リアルとバーチャルを自由自在に往来するシンガー、棗いつきが「LIVE TOUR 2025『VOYAGERS』」を開催する。初の海外公演となる台湾公演、La prièreとしても活動を共にする藍月なくるをゲストに迎えた札幌公演などを経て、キャリア史上最大規模となるJ:COMホール八王子にてファイナルを迎えるという非常に充実した全5公演だ。
ライブごとにテーマソングを作り、それを音源化するほどに棗はライブという表現の場を大事にしているのも特徴的である。今回のインタビューでは棗の活動遍歴を振り返り、今年リリースした作品にフォーカスするなど、様々な角度から彼女のクリエイティブへの考え方やライブ観を探った。
ライブごとにテーマソングを作り、それを音源化するほどに棗はライブという表現の場を大事にしているのも特徴的である。今回のインタビューでは棗の活動遍歴を振り返り、今年リリースした作品にフォーカスするなど、様々な角度から彼女のクリエイティブへの考え方やライブ観を探った。
──棗さんはもともと子どもの頃、お芝居の道に興味がおありだったそうですね。
小学生時代の学芸会で、4年生のときに6年生がやっていた劇を観たのがきっかけでお芝居に魅了されたんです。ものすごく本格的な劇で、ヒロインの女の子がものすごく上手で、客席全体を巻き込んでいたんですよね。年齢が1、2個しか変わらない女の子が、体育館でこんな空間を作れるんだ……!と感動したのがきっかけでお芝居に興味を持ちました。でもわたしは自分の外見があまり好きではなくて、人前に出ることに抵抗があったんですよね。それで声優さんという仕事を知って、それを志したんです。

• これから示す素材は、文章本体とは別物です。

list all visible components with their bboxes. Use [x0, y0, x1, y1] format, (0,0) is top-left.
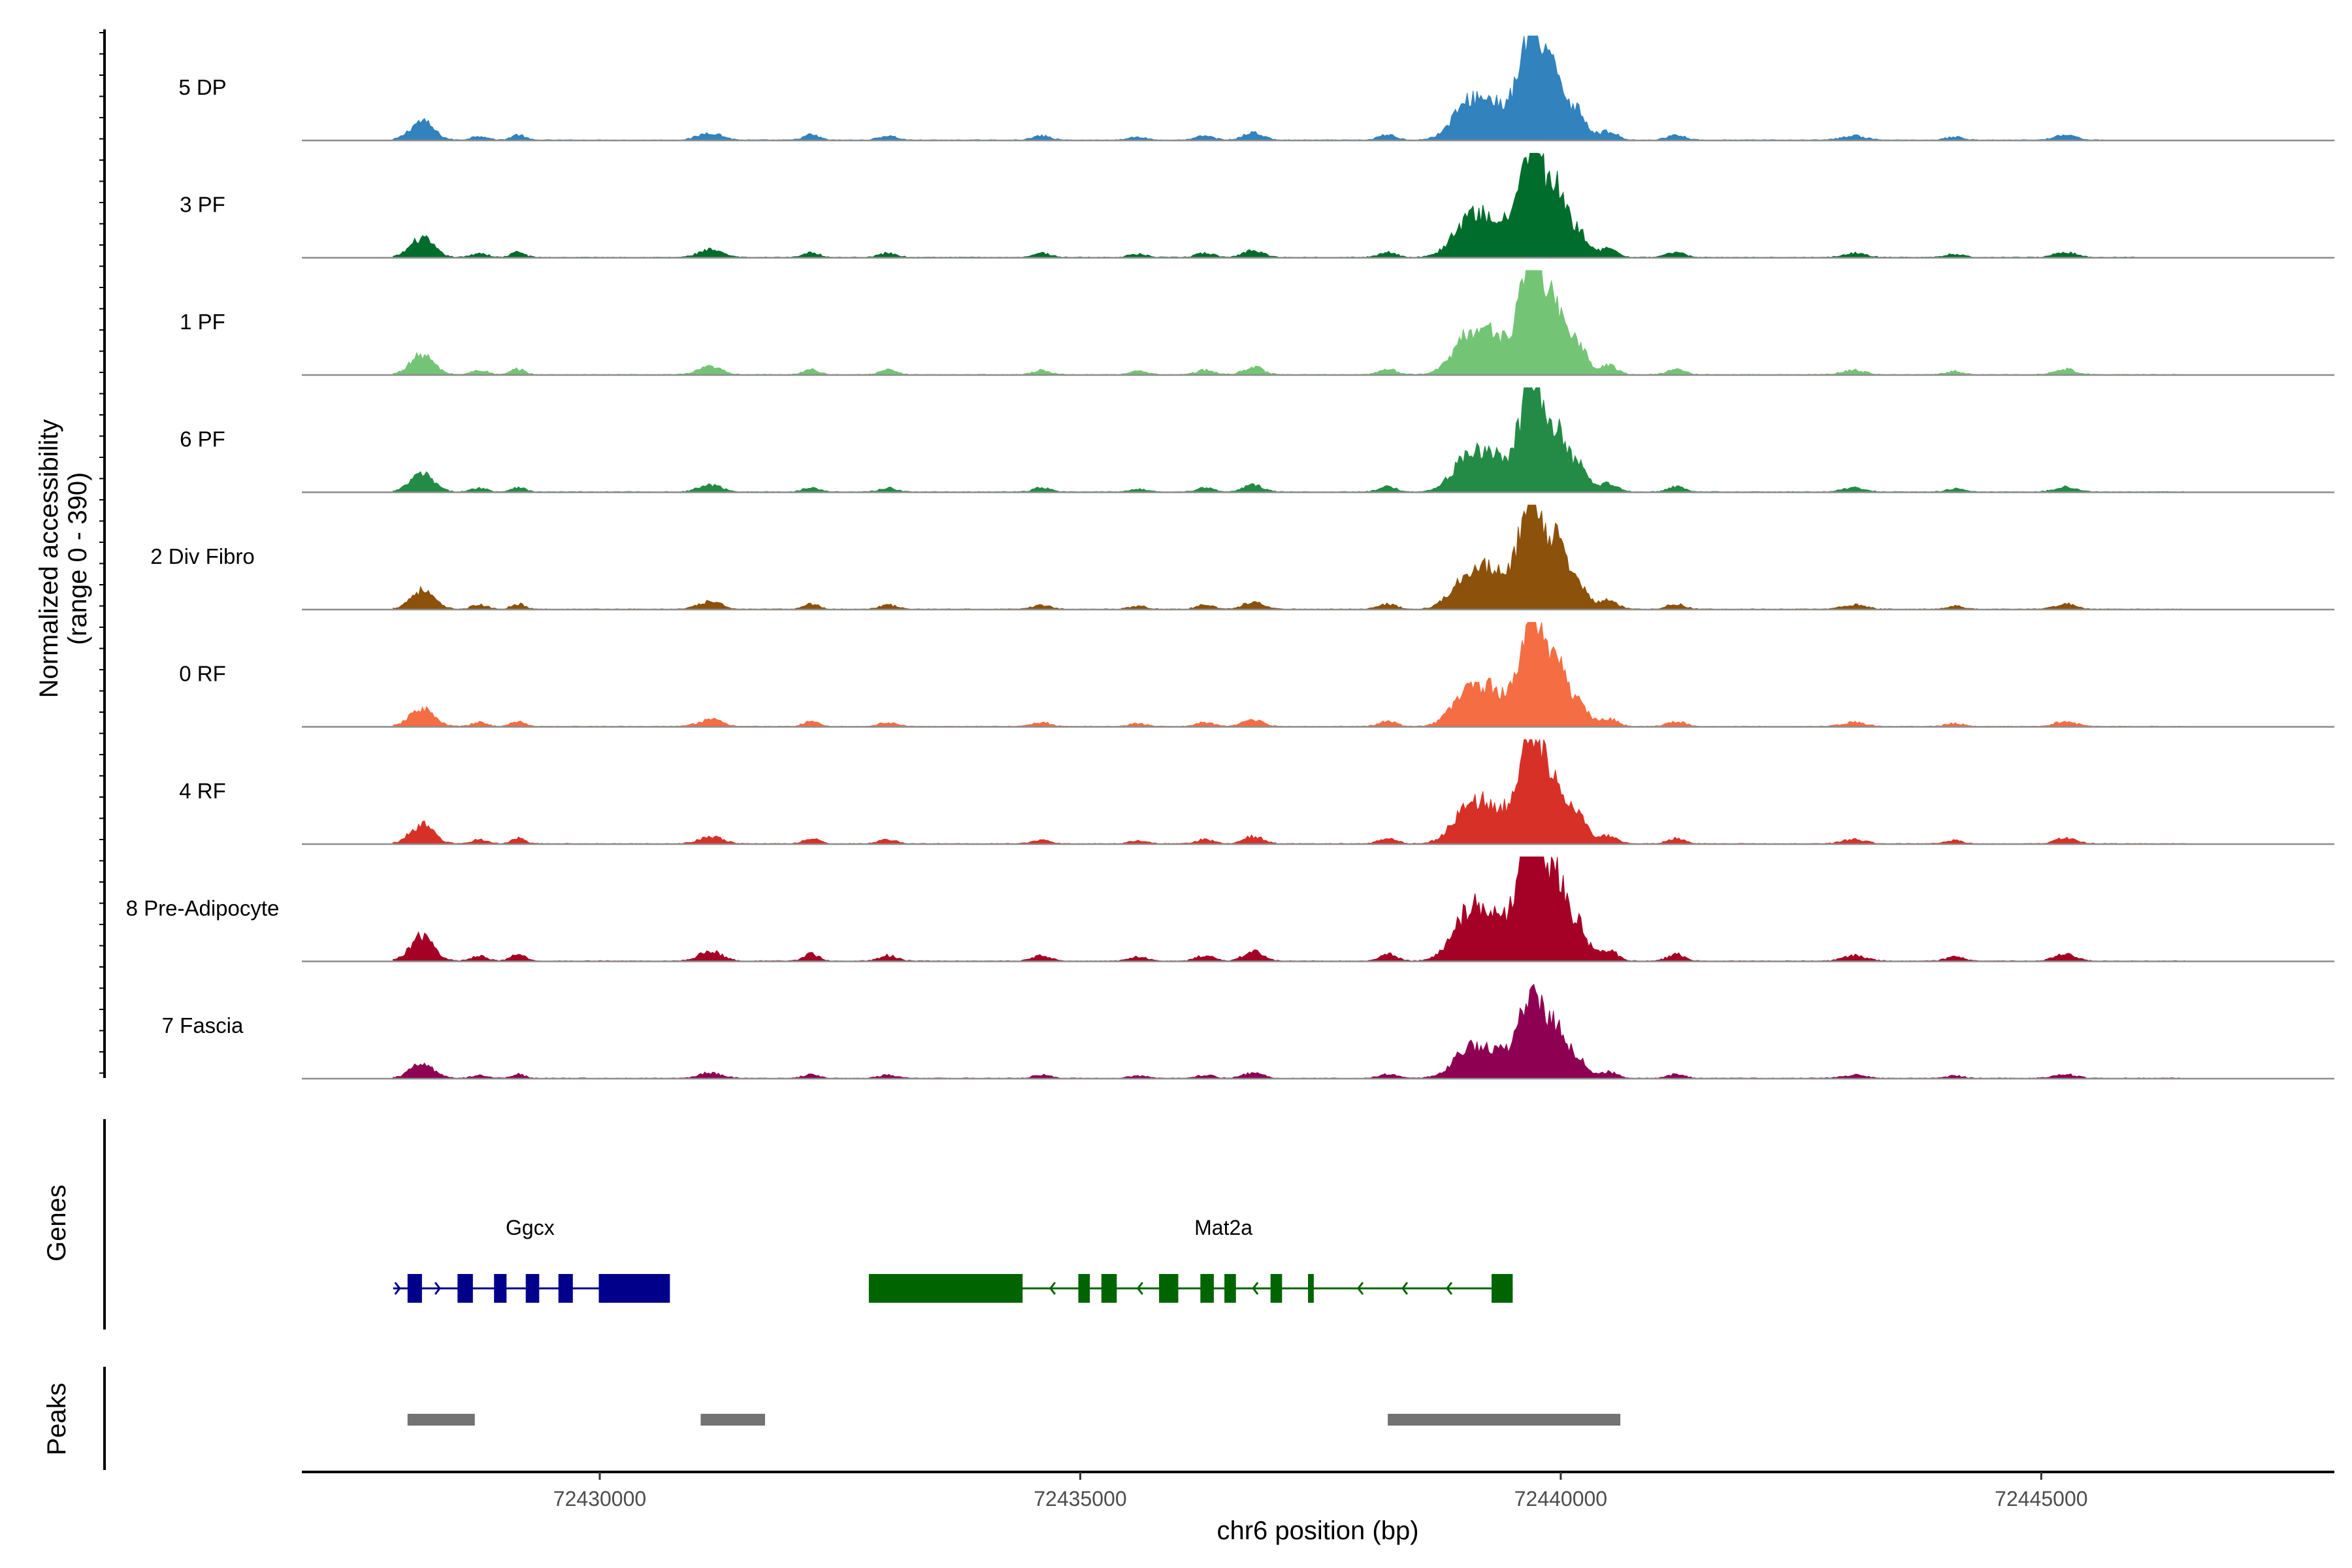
y-axis-title-line2: (range 0 - 390) — [63, 472, 92, 645]
x-tick-label: 72430000 — [553, 1487, 646, 1511]
peaks-track — [407, 1414, 1621, 1426]
gene-model: Mat2a — [868, 1216, 1513, 1303]
strand-arrow — [1357, 1282, 1364, 1295]
genes-track: Ggcx Mat2a — [393, 1216, 1513, 1303]
gene-exon — [1159, 1274, 1179, 1303]
coverage-track: 6 PF — [180, 387, 2334, 493]
gene-label: Mat2a — [1194, 1216, 1252, 1239]
coverage-area — [393, 153, 2138, 259]
track-label: 7 Fascia — [162, 1013, 244, 1037]
gene-exon — [1270, 1274, 1282, 1303]
peaks-panel-label: Peaks — [42, 1382, 71, 1455]
gene-exon — [868, 1274, 1023, 1303]
gene-label: Ggcx — [506, 1216, 555, 1239]
track-label: 3 PF — [180, 193, 225, 217]
track-label: 1 PF — [180, 310, 225, 334]
coverage-track: 1 PF — [180, 270, 2334, 376]
coverage-track: 5 DP — [178, 35, 2334, 142]
coverage-tracks: 5 DP 3 PF 1 PF 6 PF 2 Div Fibro 0 RF 4 RF 8 Pre… — [126, 35, 2334, 1080]
strand-arrow — [1401, 1282, 1409, 1295]
strand-arrow — [1049, 1282, 1056, 1295]
track-label: 0 RF — [179, 662, 226, 686]
strand-arrow — [1252, 1282, 1259, 1295]
track-label: 2 Div Fibro — [150, 544, 255, 568]
coverage-track: 2 Div Fibro — [150, 504, 2334, 611]
strand-arrow — [434, 1282, 441, 1295]
gene-exon — [1078, 1274, 1090, 1303]
strand-arrow — [394, 1282, 401, 1295]
gene-exon — [457, 1274, 473, 1303]
x-axis-title: chr6 position (bp) — [1217, 1516, 1418, 1545]
x-axis-ticks: 72430000 72435000 72440000 72445000 — [553, 1472, 2088, 1511]
x-tick-label: 72440000 — [1514, 1487, 1607, 1511]
strand-arrow — [1446, 1282, 1453, 1295]
x-tick-label: 72445000 — [1995, 1487, 2087, 1511]
coverage-track: 4 RF — [179, 738, 2334, 845]
gene-model: Ggcx — [393, 1216, 670, 1303]
gene-exon — [1200, 1274, 1214, 1303]
gene-exon — [1224, 1274, 1236, 1303]
x-tick-label: 72435000 — [1034, 1487, 1126, 1511]
gene-exon — [494, 1274, 507, 1303]
coverage-y-axis-ticks — [99, 32, 105, 1074]
gene-exon — [525, 1274, 540, 1303]
gene-exon — [558, 1274, 573, 1303]
gene-exon — [598, 1274, 670, 1303]
track-label: 6 PF — [180, 427, 225, 451]
strand-arrow — [1136, 1282, 1143, 1295]
coverage-track: 3 PF — [180, 153, 2334, 259]
peak-bar — [407, 1414, 475, 1426]
coverage-track: 8 Pre-Adipocyte — [126, 857, 2334, 962]
peak-bar — [700, 1414, 765, 1426]
gene-exon — [1101, 1274, 1117, 1303]
coverage-track: 7 Fascia — [162, 983, 2334, 1080]
coverage-track: 0 RF — [179, 622, 2334, 728]
track-label: 4 RF — [179, 779, 226, 803]
peak-bar — [1388, 1414, 1621, 1426]
gene-exon — [407, 1274, 422, 1303]
gene-exon — [1492, 1274, 1513, 1303]
track-label: 5 DP — [178, 75, 226, 99]
y-axis-title-line1: Normalized accessibility — [35, 419, 63, 698]
gene-exon — [1308, 1274, 1314, 1303]
genes-panel-label: Genes — [42, 1184, 71, 1262]
track-label: 8 Pre-Adipocyte — [126, 896, 280, 921]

──中学生になって演劇部に入部しようとしたのを親御さんに止められ、音声投稿サイトにセリフを投稿するようになり、そこから“歌ってみた”を始めたとのことで。
芝居をやりたいのに、信じられないぐらい芝居が下手だったんですよね。台詞を投稿しても全然誰も聞いてくれなくて(笑)。どうしたら聴いてもらえるかな……と思っていたところに出会ったのが“歌ってみた”だったんです。そしたらセリフよりも聴いてもらえたので、そこからじょじょに本腰を入れていきました。歌ってみたをやりながら、アマチュアでボイスドラマを作ったりしていましたね。

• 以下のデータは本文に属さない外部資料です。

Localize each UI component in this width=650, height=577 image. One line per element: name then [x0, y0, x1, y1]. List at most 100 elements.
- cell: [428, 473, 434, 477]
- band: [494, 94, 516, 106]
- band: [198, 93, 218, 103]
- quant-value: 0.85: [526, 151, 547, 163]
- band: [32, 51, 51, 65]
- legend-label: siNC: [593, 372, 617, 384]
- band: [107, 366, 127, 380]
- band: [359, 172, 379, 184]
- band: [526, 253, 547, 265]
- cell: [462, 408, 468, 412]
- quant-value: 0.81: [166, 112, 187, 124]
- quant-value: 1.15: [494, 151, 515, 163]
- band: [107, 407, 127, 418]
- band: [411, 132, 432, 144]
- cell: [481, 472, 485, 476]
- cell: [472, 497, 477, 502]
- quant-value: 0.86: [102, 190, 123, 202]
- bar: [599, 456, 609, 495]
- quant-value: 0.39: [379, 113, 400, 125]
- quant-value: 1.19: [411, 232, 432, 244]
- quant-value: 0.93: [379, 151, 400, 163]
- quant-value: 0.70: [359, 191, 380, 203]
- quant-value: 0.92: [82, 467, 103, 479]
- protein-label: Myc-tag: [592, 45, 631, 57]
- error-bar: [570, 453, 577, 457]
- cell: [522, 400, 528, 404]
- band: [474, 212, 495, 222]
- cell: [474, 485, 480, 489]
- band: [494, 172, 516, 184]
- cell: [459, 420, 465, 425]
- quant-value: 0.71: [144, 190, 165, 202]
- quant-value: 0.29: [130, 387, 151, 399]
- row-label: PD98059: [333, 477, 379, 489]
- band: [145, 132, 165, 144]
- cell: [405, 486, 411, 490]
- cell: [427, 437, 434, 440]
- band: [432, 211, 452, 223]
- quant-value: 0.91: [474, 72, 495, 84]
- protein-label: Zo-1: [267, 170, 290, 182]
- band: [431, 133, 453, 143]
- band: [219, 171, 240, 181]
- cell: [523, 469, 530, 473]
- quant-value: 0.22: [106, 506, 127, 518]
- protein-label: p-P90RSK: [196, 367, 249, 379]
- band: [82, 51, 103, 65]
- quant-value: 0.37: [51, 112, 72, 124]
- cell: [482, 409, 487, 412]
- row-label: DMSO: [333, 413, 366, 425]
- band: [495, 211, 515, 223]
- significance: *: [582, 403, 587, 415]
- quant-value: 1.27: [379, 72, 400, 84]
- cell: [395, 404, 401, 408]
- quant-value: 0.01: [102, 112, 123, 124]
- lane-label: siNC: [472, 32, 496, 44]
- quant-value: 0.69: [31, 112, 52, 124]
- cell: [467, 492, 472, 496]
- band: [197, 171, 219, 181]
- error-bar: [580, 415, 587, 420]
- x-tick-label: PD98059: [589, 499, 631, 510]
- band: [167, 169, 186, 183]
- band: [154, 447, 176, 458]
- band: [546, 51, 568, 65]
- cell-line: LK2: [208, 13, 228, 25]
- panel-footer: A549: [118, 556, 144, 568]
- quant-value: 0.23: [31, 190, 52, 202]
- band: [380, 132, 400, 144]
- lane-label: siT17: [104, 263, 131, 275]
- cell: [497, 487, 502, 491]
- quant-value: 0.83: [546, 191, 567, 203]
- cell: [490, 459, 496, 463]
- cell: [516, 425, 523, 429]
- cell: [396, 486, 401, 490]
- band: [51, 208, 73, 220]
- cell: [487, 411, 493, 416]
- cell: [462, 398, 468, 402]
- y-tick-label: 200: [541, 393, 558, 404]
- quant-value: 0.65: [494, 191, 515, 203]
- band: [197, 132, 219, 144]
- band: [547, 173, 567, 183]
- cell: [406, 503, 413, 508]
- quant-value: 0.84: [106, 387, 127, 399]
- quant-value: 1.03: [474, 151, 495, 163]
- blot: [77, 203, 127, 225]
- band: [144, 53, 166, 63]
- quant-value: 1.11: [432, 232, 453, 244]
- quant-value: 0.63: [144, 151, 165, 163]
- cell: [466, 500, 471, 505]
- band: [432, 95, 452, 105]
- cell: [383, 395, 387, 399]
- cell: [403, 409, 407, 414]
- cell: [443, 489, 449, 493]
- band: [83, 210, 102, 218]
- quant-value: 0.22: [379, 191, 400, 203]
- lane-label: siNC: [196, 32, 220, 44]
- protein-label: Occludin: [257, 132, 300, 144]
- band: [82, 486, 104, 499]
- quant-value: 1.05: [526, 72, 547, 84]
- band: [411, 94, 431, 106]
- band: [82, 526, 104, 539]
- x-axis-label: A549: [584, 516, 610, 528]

──歌とセリフに共通しているのは“声”ですが、棗さんにとって声はどのような表現ツールなのでしょう?
こんなことを言うのは憚られるんですが、実はあんまり自分の声が好きではなくて。もともと自分の声には特徴がないと思っていたのと、活動を続けるごとにいろんな人のリアクションから、幼さがあって、元気できゃぴきゃぴした印象を与えることを認識して、自分の声質が自分の性格や自分が好きでやりたいと思っているかっこいい系の曲と噛み合わないことにずっと悩んでいたんです。でも活動を続けるなかで1周回って、かっこいい曲に幼くてかわいい寄りの声が乗るのも、それはそれで個性かなと最近になって飲み込めてきました。ハンデかもしれないけど、持ってるカードで勝負するしかないので。
──歌い方がクールかつ演技力も発揮されているので、棗さんのボーカルがロックナンバーに合わないとは感じませんでした。

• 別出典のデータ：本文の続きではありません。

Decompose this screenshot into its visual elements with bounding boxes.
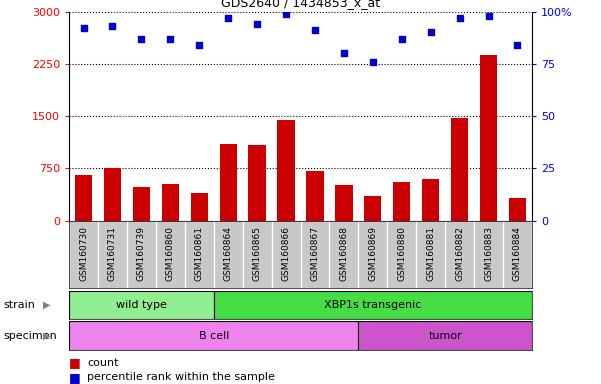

ありがとうございます。わたしの好きなEGOISTさんもかっこいいけれど、どっしりした太い声というわけでもないですし、声質に縛られる必要はないのかな、どう使いこなすかを考えるしかないんだなと思うようになりました。得意なところに行ったらもっとラクだっただろうなとは思ったりもするんですけど(笑)、やりたい音楽をやるほうを選びました。